I’ll always remember his good humor. There was a running joke in our department. New students were often told to say to him that they’d heard he learned logic from Carnap. It had to be worded that way, because his stock response was, “More l like I didn’t learn logic from Carnap!”
I can’t remember how many times I heard him say in class, with a big smile on his face, “It’s our old friend the de dicto/de re distinction”, which he regularly trotted out to show a fallacy in some contemporary philosopher’s argument that Thomas Aquinas would easily have spotted.

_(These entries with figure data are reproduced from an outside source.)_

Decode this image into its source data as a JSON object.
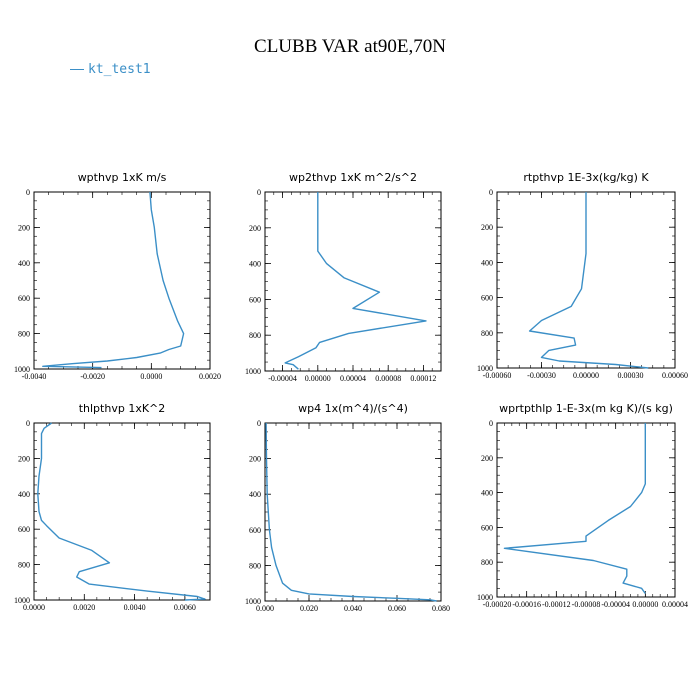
{
  "title": "CLUBB VAR at90E,70N",
  "legend": {
    "label": "kt_test1",
    "color": "#3b8fc7"
  },
  "series_color": "#3b8fc7",
  "chart_data": [
    {
      "type": "line",
      "title": "wpthvp  1xK m/s",
      "series_name": "kt_test1",
      "xlim": [
        -0.004,
        0.002
      ],
      "ylim": [
        1000,
        0
      ],
      "xticks": [
        -0.004,
        -0.002,
        0.0,
        0.002
      ],
      "xtick_labels": [
        "-0.0040",
        "-0.0020",
        "0.0000",
        "0.0020"
      ],
      "yticks": [
        0,
        200,
        400,
        600,
        800,
        1000
      ],
      "ytick_labels": [
        "0",
        "200",
        "400",
        "600",
        "800",
        "1000"
      ],
      "x": [
        -5e-05,
        -4e-05,
        0.0,
        0.0001,
        0.0002,
        0.0004,
        0.0006,
        0.0009,
        0.0011,
        0.001,
        0.0006,
        0.0003,
        -0.0005,
        -0.0015,
        -0.0027,
        -0.0037,
        -0.0017
      ],
      "y": [
        0,
        20,
        100,
        200,
        350,
        500,
        600,
        730,
        800,
        870,
        890,
        910,
        935,
        955,
        970,
        985,
        992
      ]
    },
    {
      "type": "line",
      "title": "wp2thvp  1xK m^2/s^2",
      "series_name": "kt_test1",
      "xlim": [
        -6e-05,
        0.00014
      ],
      "ylim": [
        1000,
        0
      ],
      "xticks": [
        -4e-05,
        0.0,
        4e-05,
        8e-05,
        0.00012
      ],
      "xtick_labels": [
        "-0.00004",
        "0.00000",
        "0.00004",
        "0.00008",
        "0.00012"
      ],
      "yticks": [
        0,
        200,
        400,
        600,
        800,
        1000
      ],
      "ytick_labels": [
        "0",
        "200",
        "400",
        "600",
        "800",
        "1000"
      ],
      "x": [
        0.0,
        0.0,
        0.0,
        0.0,
        1e-05,
        3e-05,
        7e-05,
        4e-05,
        0.000123,
        3.5e-05,
        2e-06,
        -2e-06,
        -2.2e-05,
        -3.7e-05,
        -2.8e-05,
        -2.2e-05
      ],
      "y": [
        0,
        200,
        300,
        330,
        400,
        480,
        560,
        650,
        720,
        790,
        840,
        870,
        920,
        955,
        965,
        990
      ]
    },
    {
      "type": "line",
      "title": "rtpthvp  1E-3x(kg/kg) K",
      "series_name": "kt_test1",
      "xlim": [
        -0.0006,
        0.0006
      ],
      "ylim": [
        1000,
        0
      ],
      "xticks": [
        -0.0006,
        -0.0003,
        0.0,
        0.0003,
        0.0006
      ],
      "xtick_labels": [
        "-0.00060",
        "-0.00030",
        "0.00000",
        "0.00030",
        "0.00060"
      ],
      "yticks": [
        0,
        200,
        400,
        600,
        800,
        1000
      ],
      "ytick_labels": [
        "0",
        "200",
        "400",
        "600",
        "800",
        "1000"
      ],
      "x": [
        0.0,
        0.0,
        0.0,
        -3e-05,
        -0.0001,
        -0.0003,
        -0.00038,
        -8e-05,
        -7e-05,
        -0.00025,
        -0.0003,
        -0.00018,
        0.0002,
        0.00042
      ],
      "y": [
        0,
        200,
        350,
        550,
        650,
        730,
        790,
        830,
        870,
        900,
        940,
        960,
        980,
        1000
      ]
    },
    {
      "type": "line",
      "title": "thlpthvp  1xK^2",
      "series_name": "kt_test1",
      "xlim": [
        0.0,
        0.007
      ],
      "ylim": [
        1000,
        0
      ],
      "xticks": [
        0.0,
        0.002,
        0.004,
        0.006
      ],
      "xtick_labels": [
        "0.0000",
        "0.0020",
        "0.0040",
        "0.0060"
      ],
      "yticks": [
        0,
        200,
        400,
        600,
        800,
        1000
      ],
      "ytick_labels": [
        "0",
        "200",
        "400",
        "600",
        "800",
        "1000"
      ],
      "x": [
        0.0007,
        0.0004,
        0.0003,
        0.0003,
        0.0003,
        0.0002,
        0.00015,
        0.0002,
        0.0003,
        0.0005,
        0.001,
        0.0023,
        0.003,
        0.0018,
        0.0017,
        0.0022,
        0.0045,
        0.0065,
        0.0068,
        0.006
      ],
      "y": [
        0,
        30,
        60,
        100,
        200,
        300,
        400,
        500,
        550,
        580,
        650,
        720,
        790,
        840,
        870,
        910,
        950,
        980,
        995,
        1000
      ]
    },
    {
      "type": "line",
      "title": "wp4  1x(m^4)/(s^4)",
      "series_name": "kt_test1",
      "xlim": [
        0.0,
        0.08
      ],
      "ylim": [
        1000,
        0
      ],
      "xticks": [
        0.0,
        0.02,
        0.04,
        0.06,
        0.08
      ],
      "xtick_labels": [
        "0.000",
        "0.020",
        "0.040",
        "0.060",
        "0.080"
      ],
      "yticks": [
        0,
        200,
        400,
        600,
        800,
        1000
      ],
      "ytick_labels": [
        "0",
        "200",
        "400",
        "600",
        "800",
        "1000"
      ],
      "x": [
        0.0005,
        0.0007,
        0.001,
        0.0015,
        0.002,
        0.003,
        0.005,
        0.008,
        0.012,
        0.02,
        0.04,
        0.06,
        0.075,
        0.078
      ],
      "y": [
        0,
        200,
        400,
        500,
        600,
        700,
        800,
        900,
        940,
        960,
        975,
        985,
        993,
        1000
      ]
    },
    {
      "type": "line",
      "title": "wprtpthlp  1-E-3x(m kg K)/(s kg)",
      "series_name": "kt_test1",
      "xlim": [
        -0.0002,
        4e-05
      ],
      "ylim": [
        1000,
        0
      ],
      "xticks": [
        -0.0002,
        -0.00016,
        -0.00012,
        -8e-05,
        -4e-05,
        0.0,
        4e-05
      ],
      "xtick_labels": [
        "-0.00020",
        "-0.00016",
        "-0.00012",
        "-0.00008",
        "-0.00004",
        "0.00000",
        "0.00004"
      ],
      "yticks": [
        0,
        200,
        400,
        600,
        800,
        1000
      ],
      "ytick_labels": [
        "0",
        "200",
        "400",
        "600",
        "800",
        "1000"
      ],
      "x": [
        0.0,
        0.0,
        0.0,
        -5e-06,
        -2e-05,
        -5e-05,
        -8e-05,
        -8e-05,
        -0.00019,
        -7e-05,
        -2.5e-05,
        -2.5e-05,
        -3e-05,
        -5e-06,
        0.0
      ],
      "y": [
        0,
        200,
        350,
        400,
        480,
        560,
        650,
        680,
        720,
        790,
        840,
        880,
        920,
        950,
        980
      ]
    }
  ]
}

I also thought it noteworthy that it was very hard to get an A on a paper with him by agreeing with him. The students who challenged his views tended to get better grades. But you better not have gotten him wrong. It was better to agree with him and get him right than to get him or any author we were reading wrong. But those who got him right and still disagreed always earned better grades. There was no possibility of favoritism because he agreed with you, and I’ve always tried to do the same with my own students.
Above all, I will remember him as a humble man, whose significant influence was never lost on him but who nonetheless recognized himself as having achieved all he did only by God’s grace and who knew that he could always learn more, even from young philosophers.
[This post is cross-posted at Parableman.]